Rep. Frank praised the SEC's position in Stoneridge and distinguished that case from other securities law disputes, such as the recent Tellabs decision, where the Supreme Court tightened pleading standards. Frank said he supports efforts to require more evidence of fraud, but he opposes the elimination of a whole class of scheme liability claims.
Atkins and Commissioner Kathleen Casey, who voted against the Stoneridge recommendation, said the liability standards detailed in the agency’s brief were too vague. "It's important to have a test that draws a clear line," Atkins noted.

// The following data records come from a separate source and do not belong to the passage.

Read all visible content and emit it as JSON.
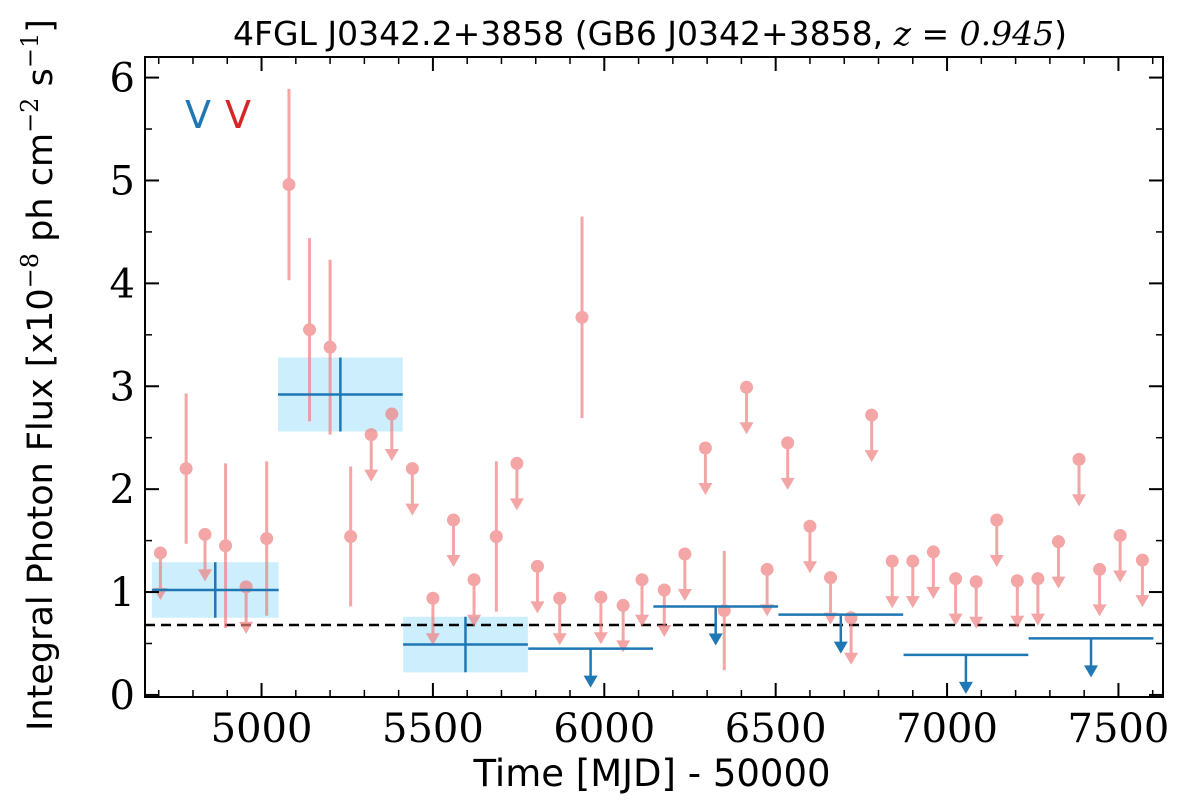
{
  "chart_data": {
    "type": "scatter",
    "title_main": "4FGL J0342.2+3858 (GB6 J0342+3858, ",
    "title_z": "z = 0.945",
    "title_close": ")",
    "xlabel": "Time [MJD] - 50000",
    "ylabel_pre": "Integral Photon Flux [x10",
    "ylabel_exp1": "−8",
    "ylabel_mid": " ph cm",
    "ylabel_exp2": "−2",
    "ylabel_s": " s",
    "ylabel_exp3": "−1",
    "ylabel_post": "]",
    "xlim": [
      4660,
      7630
    ],
    "ylim": [
      -0.02,
      6.2
    ],
    "xticks": [
      5000,
      5500,
      6000,
      6500,
      7000,
      7500
    ],
    "yticks": [
      0,
      1,
      2,
      3,
      4,
      5,
      6
    ],
    "legend_labels": [
      "V",
      "V"
    ],
    "legend_colors": [
      "#1f77b4",
      "#d62728"
    ],
    "reference_line_y": 0.68,
    "bins_detected": [
      {
        "x": 4865,
        "x_half": 185,
        "y": 1.02,
        "y_err": 0.27
      },
      {
        "x": 5230,
        "x_half": 182,
        "y": 2.92,
        "y_err": 0.36
      },
      {
        "x": 5595,
        "x_half": 182,
        "y": 0.49,
        "y_err": 0.27
      }
    ],
    "bins_upper_limits": [
      {
        "x": 5960,
        "x_half": 182,
        "y": 0.45
      },
      {
        "x": 6325,
        "x_half": 182,
        "y": 0.86
      },
      {
        "x": 6690,
        "x_half": 182,
        "y": 0.78
      },
      {
        "x": 7055,
        "x_half": 182,
        "y": 0.39
      },
      {
        "x": 7420,
        "x_half": 182,
        "y": 0.55
      }
    ],
    "points_detected": [
      {
        "x": 4780,
        "y": 2.2,
        "y_err": 0.73
      },
      {
        "x": 4895,
        "y": 1.45,
        "y_err": 0.8
      },
      {
        "x": 5015,
        "y": 1.52,
        "y_err": 0.75
      },
      {
        "x": 5080,
        "y": 4.96,
        "y_err": 0.93
      },
      {
        "x": 5140,
        "y": 3.55,
        "y_err": 0.89
      },
      {
        "x": 5200,
        "y": 3.38,
        "y_err": 0.85
      },
      {
        "x": 5260,
        "y": 1.54,
        "y_err": 0.68
      },
      {
        "x": 5685,
        "y": 1.54,
        "y_err": 0.73
      },
      {
        "x": 5935,
        "y": 3.67,
        "y_err": 0.98
      },
      {
        "x": 6350,
        "y": 0.82,
        "y_err": 0.58
      }
    ],
    "points_upper_limits": [
      {
        "x": 4705,
        "y": 1.38
      },
      {
        "x": 4835,
        "y": 1.56
      },
      {
        "x": 4955,
        "y": 1.05
      },
      {
        "x": 5320,
        "y": 2.53
      },
      {
        "x": 5380,
        "y": 2.73
      },
      {
        "x": 5440,
        "y": 2.2
      },
      {
        "x": 5500,
        "y": 0.94
      },
      {
        "x": 5560,
        "y": 1.7
      },
      {
        "x": 5620,
        "y": 1.12
      },
      {
        "x": 5745,
        "y": 2.25
      },
      {
        "x": 5805,
        "y": 1.25
      },
      {
        "x": 5870,
        "y": 0.94
      },
      {
        "x": 5990,
        "y": 0.95
      },
      {
        "x": 6055,
        "y": 0.87
      },
      {
        "x": 6110,
        "y": 1.12
      },
      {
        "x": 6175,
        "y": 1.02
      },
      {
        "x": 6235,
        "y": 1.37
      },
      {
        "x": 6295,
        "y": 2.4
      },
      {
        "x": 6415,
        "y": 2.99
      },
      {
        "x": 6475,
        "y": 1.22
      },
      {
        "x": 6535,
        "y": 2.45
      },
      {
        "x": 6600,
        "y": 1.64
      },
      {
        "x": 6660,
        "y": 1.14
      },
      {
        "x": 6720,
        "y": 0.75
      },
      {
        "x": 6780,
        "y": 2.72
      },
      {
        "x": 6840,
        "y": 1.3
      },
      {
        "x": 6900,
        "y": 1.3
      },
      {
        "x": 6960,
        "y": 1.39
      },
      {
        "x": 7025,
        "y": 1.13
      },
      {
        "x": 7085,
        "y": 1.1
      },
      {
        "x": 7145,
        "y": 1.7
      },
      {
        "x": 7205,
        "y": 1.11
      },
      {
        "x": 7265,
        "y": 1.13
      },
      {
        "x": 7325,
        "y": 1.49
      },
      {
        "x": 7385,
        "y": 2.29
      },
      {
        "x": 7445,
        "y": 1.22
      },
      {
        "x": 7505,
        "y": 1.55
      },
      {
        "x": 7570,
        "y": 1.31
      }
    ],
    "colors": {
      "binned": "#1f77b4",
      "binned_box": "#cdeefd",
      "points": "#f08080",
      "reference_line": "#000000"
    }
  }
}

Meanwhile, several Republicans denounced the SEC's recommendation. Rep. Richard Baker of Louisiana said the agency’s position is a “clear and present danger” to U.S. capital markets. Rep. Tom Price of Georgia warned of "settlement extortion" by plaintiffs' lawyers, noting that there have been $43 billion in securities settlements in the past decade.
Rep. Ed Royce of California cited the concerns about frivolous litigation raised in a report by U.S. Senator Charles Schumer and New York Mayor Michael Bloomberg. Royce and 15 other Republican lawmakers have asked the SEC to prepare a report on the costs and benefits of securities lawsuits.
In a June 22 letter, the lawmakers asked the agency to examine settlements and detail the transaction costs--including attorneys’ fees--that decrease the value of shareholders' investments. The letter also asked the SEC to address if there are sufficient legal protections to deter “professional plaintiffs,” and whether there is a need for a "pay-for-play" ban on political contributions by plaintiffs’ lawyers to government officials who oversee public pension funds. Finally, the SEC was asked to recommend whether private settlements should be coordinated with Fair Fund distributions by the agency.
Royce asked the SEC to complete that report by the end of the year. Cox said the agency would produce the report, and he appeared receptive to the suggested pay-for-play ban.
Cox was asked by several Democrats about whether the SEC was considering a proposal to allow companies to mandate the arbitration of investors' claims. In response, Cox said, "we have no pending proposal" to do so, repeating comments that he made to a Senate panel in May.
*This article originally ran in the June 28 edition of Governance Weekly.